Phone manufactures acknowledged that biometrics sensors in smartphones are not foolproof. They related the scenario with the indication that many users prefer turning on security features on their phones instead of leaving them unlocked as a result of the ease of touching a finger to unlock. They termed the instance a typical scenario in the early days of smartphones.
Dr.Ross acknowledged the limitations found in work saying that most of the phone vendors did not give them access to the fingerprint image. He continued that a spy or thief needed a lot of additional work to use Master prints to unlock a smartphone. He supported his comment by saying that one has to fake fingers to accomplish his or her mission.
The fundamental finding, in this case, was that there is a vulnerability in partial fingerprints that can be spoofed. Dr.Chris Boehnen supported the possibility of the finding saying that it was still significant. Chris Boehnen is the manager of the federal government’s Odin program.
The program is tasked with the duty of studying how to defeat biometric security attacks with the aim of gaining knowledge for the Intelligence Advanced Research Projects Activity.

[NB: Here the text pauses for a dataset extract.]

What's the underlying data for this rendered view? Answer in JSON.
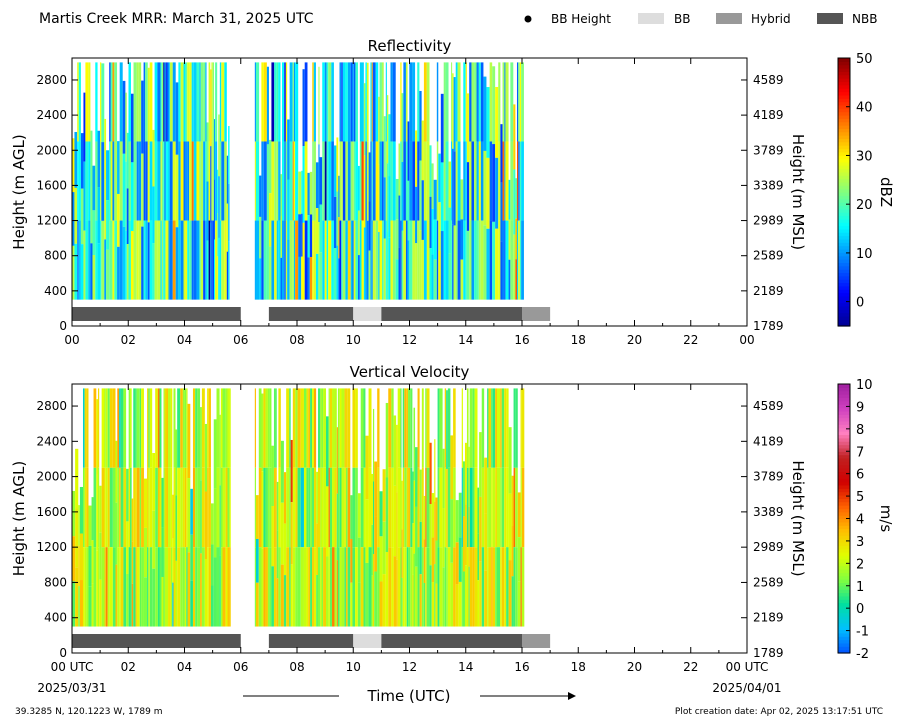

Dr.Chris Boehnen continued to say that the primary concern in the issue is that one can pick a random smartphone only to find that the barrier to get into it is significantly low. Dr.Boehnen also said that phone makers could tighten the security by hardening the possibility to match partial fingerprints.
According to him, most phone companies are worried that the customer may be annoyed for having to put the finger against the phone for more than once than they are with a thief or spy getting into it.